Болеро Равеля. Неожиданный финал
Шрифт:
Я думал, что Никита осадит машину, увидев вскинутые навстречу автоматы замостных часовых, – но он лишь выбросил через окно серебристый жетон. Спешно козырнув, стрелки пропустили нас, а затем бросились под защитный колпак.
Вертолет почему-то отстал, – возможно, подбитый, – зато, утробно громыхая, над увитой виноградом стенкою явился поезд метро. Мы шутя догнали и обошли его: ходивший лишь в часы "пик" паралитик-состав с выбитыми стеклами тащился, разбухнув от народа, даже на крышах сидели и лежали.
За обочиной частили стволы красно-рыжих рощ, уносились побуревшие газоны, теннисные корты, веранды нарядных белых домов. Концессионная зона отдыха… Какие-то счастливые люди неспешно ехали на конях, он и она, в цилиндрах, одетые как для конкура. И не глянули с высоты седел…
Обольянинов и тут рассчитал правильно. Вертолет над мостом не подбили: подальше облетев зенитные
За лесом, за голубыми заливами, где, как встарь, сверкали чистотою заново просеянные пляжи, долго еще был виден нам столб копоти.

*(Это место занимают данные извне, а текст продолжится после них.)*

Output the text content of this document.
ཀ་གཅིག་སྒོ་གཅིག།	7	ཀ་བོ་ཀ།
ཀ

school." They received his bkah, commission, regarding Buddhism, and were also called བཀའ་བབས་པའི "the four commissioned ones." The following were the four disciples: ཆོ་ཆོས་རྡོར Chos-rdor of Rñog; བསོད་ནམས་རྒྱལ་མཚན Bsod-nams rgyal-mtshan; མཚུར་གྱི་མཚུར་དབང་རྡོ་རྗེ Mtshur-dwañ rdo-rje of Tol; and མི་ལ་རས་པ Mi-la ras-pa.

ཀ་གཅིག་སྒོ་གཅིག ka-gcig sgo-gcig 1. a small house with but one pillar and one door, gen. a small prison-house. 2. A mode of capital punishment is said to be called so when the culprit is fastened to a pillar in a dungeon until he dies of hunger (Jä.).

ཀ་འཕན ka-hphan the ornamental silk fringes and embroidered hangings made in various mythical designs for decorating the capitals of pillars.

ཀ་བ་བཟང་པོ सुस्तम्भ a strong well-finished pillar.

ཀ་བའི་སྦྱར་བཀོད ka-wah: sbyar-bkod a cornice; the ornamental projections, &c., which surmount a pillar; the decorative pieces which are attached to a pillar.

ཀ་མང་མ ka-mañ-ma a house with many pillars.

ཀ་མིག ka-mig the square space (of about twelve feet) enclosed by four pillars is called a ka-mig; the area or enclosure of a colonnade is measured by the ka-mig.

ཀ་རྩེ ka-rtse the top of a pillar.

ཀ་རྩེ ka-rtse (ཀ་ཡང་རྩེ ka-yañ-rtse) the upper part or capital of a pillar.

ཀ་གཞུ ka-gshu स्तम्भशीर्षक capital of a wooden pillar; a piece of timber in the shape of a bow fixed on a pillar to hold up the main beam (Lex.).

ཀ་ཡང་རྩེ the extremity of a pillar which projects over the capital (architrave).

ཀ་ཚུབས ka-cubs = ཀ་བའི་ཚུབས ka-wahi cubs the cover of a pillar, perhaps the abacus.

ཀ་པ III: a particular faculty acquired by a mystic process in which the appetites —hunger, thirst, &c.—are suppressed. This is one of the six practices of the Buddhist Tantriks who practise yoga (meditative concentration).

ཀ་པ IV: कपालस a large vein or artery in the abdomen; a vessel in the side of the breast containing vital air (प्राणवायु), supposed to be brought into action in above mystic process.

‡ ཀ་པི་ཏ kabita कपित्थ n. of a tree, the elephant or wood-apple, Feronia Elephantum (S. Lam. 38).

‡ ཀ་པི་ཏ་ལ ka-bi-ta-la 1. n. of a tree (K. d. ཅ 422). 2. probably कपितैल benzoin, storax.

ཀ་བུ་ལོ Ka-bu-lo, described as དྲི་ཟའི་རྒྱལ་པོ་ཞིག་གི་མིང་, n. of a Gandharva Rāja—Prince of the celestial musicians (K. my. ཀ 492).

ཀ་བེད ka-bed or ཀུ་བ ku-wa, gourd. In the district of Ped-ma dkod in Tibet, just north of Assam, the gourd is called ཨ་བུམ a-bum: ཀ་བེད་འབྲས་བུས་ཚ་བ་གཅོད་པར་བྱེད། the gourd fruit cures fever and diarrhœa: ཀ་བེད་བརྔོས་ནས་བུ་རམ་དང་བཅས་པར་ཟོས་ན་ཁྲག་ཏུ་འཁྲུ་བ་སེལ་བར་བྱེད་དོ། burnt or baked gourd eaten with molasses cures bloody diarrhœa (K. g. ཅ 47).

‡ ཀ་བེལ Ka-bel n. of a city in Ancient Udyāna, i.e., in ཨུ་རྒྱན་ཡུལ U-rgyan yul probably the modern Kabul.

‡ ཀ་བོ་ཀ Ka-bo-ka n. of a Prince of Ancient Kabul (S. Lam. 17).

День прошел в неистовой гонке. То по разбитому, долгие годы не ремонтированному асфальту (о, какие горячие ножи вонзались при каждом прыжке машины в мой несчастный затылок!), то по идеальному шоссе в концессионных зонах, а порою и по вязкому чавкающему проселку, по черепкам и доскам, вдавленным в грязь, сквозь нескончаемый дождь вел Никита тяжелый "хорьх" к неведомой цели. Под Броварами мы заправились на валютной, охраняемой пулеметчиками, бензоколонке, причем Елизавета расплатилась чеком; без особых задержек пересекли государственную границу Киевской республики; а в лесочке неподалеку от Галицы, уже в государстве Черниговском, под вечер устроили привал.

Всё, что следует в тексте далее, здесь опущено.